Differenzierte Integration – Wegbereiter für ehrgeizige EU-Reformen?

Von Thomas Winzen
Sitzungssaal des Europäischen Rates
„Insgesamt ist es unwahrscheinlich, dass differenzierte Integration entscheidend dazu beitragen kann, die derzeit diskutierten Schlüsselreformen durchzusetzen.“

Institutionelle Reform und Erweiterung stehen wieder auf der Tagesordnung der EU. Doch die Reformvorschläge erfordern Änderungen der EU-Verträge und sind höchst umstritten. Noch nie gab es eine so schwierige Gruppe von Beitrittskandidaten. Es ist alles andere als sicher, dass die 27 Mitgliedstaaten, die die Vertragsänderungen beschließen und ratifizieren müssen, eine gemeinsame Basis finden werden. Vor diesem Hintergrund stellt sich die Frage, ob differenzierte Integration der Weg zu einer Einigung sein könnte, wenn die Verhandlungen an der Notwendigkeit, alle 27 Länder ins Boot zu holen, zu scheitern drohen.

Ich rate jedoch zur Vorsicht.
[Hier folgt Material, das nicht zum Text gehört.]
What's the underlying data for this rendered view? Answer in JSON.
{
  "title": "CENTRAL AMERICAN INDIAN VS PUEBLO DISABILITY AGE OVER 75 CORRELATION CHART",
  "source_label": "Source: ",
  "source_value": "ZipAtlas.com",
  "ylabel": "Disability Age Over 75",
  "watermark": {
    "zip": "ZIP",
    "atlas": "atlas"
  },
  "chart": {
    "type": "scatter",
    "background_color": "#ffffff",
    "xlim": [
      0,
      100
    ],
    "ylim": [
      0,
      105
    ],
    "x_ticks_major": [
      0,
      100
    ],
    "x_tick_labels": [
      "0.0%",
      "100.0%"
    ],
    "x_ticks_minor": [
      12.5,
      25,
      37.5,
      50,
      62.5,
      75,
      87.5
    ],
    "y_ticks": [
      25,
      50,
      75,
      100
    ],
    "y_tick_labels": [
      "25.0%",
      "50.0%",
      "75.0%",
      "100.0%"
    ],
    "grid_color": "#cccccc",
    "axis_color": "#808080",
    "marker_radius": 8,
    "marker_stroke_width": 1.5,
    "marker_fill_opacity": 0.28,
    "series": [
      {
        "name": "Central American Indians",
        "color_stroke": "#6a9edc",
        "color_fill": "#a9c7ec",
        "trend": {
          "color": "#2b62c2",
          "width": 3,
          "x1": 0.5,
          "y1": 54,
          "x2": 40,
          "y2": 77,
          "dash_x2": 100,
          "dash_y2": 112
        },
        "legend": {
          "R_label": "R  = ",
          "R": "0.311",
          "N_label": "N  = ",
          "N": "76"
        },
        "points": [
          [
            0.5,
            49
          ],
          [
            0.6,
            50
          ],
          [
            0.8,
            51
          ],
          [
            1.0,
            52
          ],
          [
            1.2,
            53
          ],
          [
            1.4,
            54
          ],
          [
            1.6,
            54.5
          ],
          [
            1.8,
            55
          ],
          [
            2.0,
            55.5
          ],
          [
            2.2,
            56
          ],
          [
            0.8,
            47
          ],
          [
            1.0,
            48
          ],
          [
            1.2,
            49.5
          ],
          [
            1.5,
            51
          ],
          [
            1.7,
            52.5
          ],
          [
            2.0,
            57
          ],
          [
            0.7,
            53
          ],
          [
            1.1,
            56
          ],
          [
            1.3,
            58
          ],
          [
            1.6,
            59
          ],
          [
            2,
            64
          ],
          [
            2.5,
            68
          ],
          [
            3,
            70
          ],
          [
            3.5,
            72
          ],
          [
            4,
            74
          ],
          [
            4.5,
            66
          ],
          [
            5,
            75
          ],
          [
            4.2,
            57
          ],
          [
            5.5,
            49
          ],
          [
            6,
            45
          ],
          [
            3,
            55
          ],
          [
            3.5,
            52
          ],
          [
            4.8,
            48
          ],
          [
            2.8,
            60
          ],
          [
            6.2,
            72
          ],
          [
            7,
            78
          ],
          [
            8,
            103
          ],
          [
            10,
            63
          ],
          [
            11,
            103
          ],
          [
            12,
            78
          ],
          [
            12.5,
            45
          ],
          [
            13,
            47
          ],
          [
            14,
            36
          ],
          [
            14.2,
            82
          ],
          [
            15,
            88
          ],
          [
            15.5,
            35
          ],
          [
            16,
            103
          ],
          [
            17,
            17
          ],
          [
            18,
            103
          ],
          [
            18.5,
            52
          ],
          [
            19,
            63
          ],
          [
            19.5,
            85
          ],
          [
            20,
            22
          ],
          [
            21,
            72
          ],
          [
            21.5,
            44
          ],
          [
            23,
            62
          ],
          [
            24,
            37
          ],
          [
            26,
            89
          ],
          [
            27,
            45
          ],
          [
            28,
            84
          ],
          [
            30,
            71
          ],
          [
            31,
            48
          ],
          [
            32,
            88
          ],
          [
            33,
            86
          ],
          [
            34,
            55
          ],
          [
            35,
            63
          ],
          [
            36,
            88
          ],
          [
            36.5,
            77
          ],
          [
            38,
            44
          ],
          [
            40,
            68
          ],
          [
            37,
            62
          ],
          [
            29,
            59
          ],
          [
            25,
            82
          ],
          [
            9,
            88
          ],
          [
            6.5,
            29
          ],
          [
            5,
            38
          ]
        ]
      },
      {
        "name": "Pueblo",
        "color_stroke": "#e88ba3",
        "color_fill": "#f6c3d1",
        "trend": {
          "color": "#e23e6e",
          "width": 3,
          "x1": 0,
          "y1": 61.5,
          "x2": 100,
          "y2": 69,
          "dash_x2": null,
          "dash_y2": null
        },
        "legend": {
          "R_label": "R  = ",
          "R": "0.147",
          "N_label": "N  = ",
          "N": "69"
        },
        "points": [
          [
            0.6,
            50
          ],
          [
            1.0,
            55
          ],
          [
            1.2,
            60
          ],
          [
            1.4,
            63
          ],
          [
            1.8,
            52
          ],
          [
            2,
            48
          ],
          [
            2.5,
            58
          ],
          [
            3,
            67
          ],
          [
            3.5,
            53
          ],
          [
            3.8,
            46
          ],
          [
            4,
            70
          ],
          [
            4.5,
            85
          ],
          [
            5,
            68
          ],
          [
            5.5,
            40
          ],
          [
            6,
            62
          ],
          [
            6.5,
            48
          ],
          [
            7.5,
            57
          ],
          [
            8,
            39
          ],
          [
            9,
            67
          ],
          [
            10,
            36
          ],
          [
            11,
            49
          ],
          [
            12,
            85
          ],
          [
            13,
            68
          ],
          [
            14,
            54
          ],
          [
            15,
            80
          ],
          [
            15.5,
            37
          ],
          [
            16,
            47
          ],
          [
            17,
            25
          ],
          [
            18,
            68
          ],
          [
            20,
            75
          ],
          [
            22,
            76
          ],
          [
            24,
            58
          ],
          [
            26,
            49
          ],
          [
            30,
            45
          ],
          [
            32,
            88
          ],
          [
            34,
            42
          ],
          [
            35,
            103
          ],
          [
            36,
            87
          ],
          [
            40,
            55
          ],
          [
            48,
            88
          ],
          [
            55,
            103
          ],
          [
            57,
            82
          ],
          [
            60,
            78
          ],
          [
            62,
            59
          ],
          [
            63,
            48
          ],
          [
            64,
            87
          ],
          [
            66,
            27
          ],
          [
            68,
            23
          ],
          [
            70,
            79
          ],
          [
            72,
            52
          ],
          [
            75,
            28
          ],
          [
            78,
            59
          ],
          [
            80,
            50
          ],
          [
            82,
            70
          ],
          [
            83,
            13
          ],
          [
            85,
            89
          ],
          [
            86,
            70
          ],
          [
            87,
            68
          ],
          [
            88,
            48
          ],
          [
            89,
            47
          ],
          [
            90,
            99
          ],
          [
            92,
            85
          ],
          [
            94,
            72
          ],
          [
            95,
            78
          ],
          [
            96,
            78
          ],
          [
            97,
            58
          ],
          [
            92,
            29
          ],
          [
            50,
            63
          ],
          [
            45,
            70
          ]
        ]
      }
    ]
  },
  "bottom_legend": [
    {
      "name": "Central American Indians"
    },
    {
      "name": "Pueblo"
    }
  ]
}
Differenzierung – die Praxis, einzelne Mitgliedstaaten von bestimmten Politiken, Rechten und Pflichten auszunehmen oder auszuschließen – ist nur unter spezifischen Bedingungen ein realistisches und hilfreiches Mittel, um Reformen zu fördern. In Bezug auf die wichtigsten Reformen auf der aktuellen Agenda ist sie (1) als Instrument ungeeignet, da der Widerstand nicht auf wenige Länder beschränkt ist, oder (2) nicht durchführbar, da die Reformen die Beteiligung aller Länder erfordern. Für die Erweiterung wiederum ist Differenzierung nützlich und praktikabel, aber ihre tatsächliche Anwendung ist noch Jahre von schwierigen Reformen entfernt.

Kann differenzierte Integration Reformen erleichtern?

Die Attraktivität differenzierter Integration ist leicht zu verstehen. Sie hat in der Vergangenheit wichtige Reformen ermöglicht. Der Euro, der Schengen-Raum und die Zusammenarbeit im Bereich Justiz und Inneres wären ohne Ausnahmeregelungen für widerstrebende Mitgliedstaaten nicht möglich gewesen. Jede Erweiterungsrunde war auf Übergangsfristen angewiesen. Differenzierung ist allerdings kein Allheilmittel für alle Verhandlungsprobleme. Sie ist nur unter bestimmten Bedingungen eine praktikable und hilfreiche Option (z. B. Schimmelfennig 2019Schimmelfennig et al. 2015Schimmelfennig & Winzen 2020):

  • Erstens muss sich der Widerstand auf wenige Länder beschränken. Ist der Widerstand aus ideologischen oder anderen Gründen weit verbreitet, sind Reformverhandlungen in der Regel von vornherein nicht tragfähig und können auch nicht durch nationale Ausnahmeregelungen und Übergangsfristen für ausgewählte Länder gerettet werden. Nur in Ausnahmefällen kann sich dennoch eine Vorreitergruppe von Ländern herausbilden, die dann aber politisch tragfähig sein und auf günstige institutionelle Bedingungen stoßen muss.

  • Zweitens muss die differenzierte Integration tragfähig sein. Die Vorreitergruppe muss über die Größe, die Ressourcen und den politischen Willen verfügen, aus eigener Kraft voranzukommen und skeptische Mitglieder auszuschließen. Sie muss auch bereit sein, zu akzeptieren, dass mögliche Trittbrettfahrer ihre Bemühungen ausnutzen („positive externe Effekte“) (Kölliker 2001).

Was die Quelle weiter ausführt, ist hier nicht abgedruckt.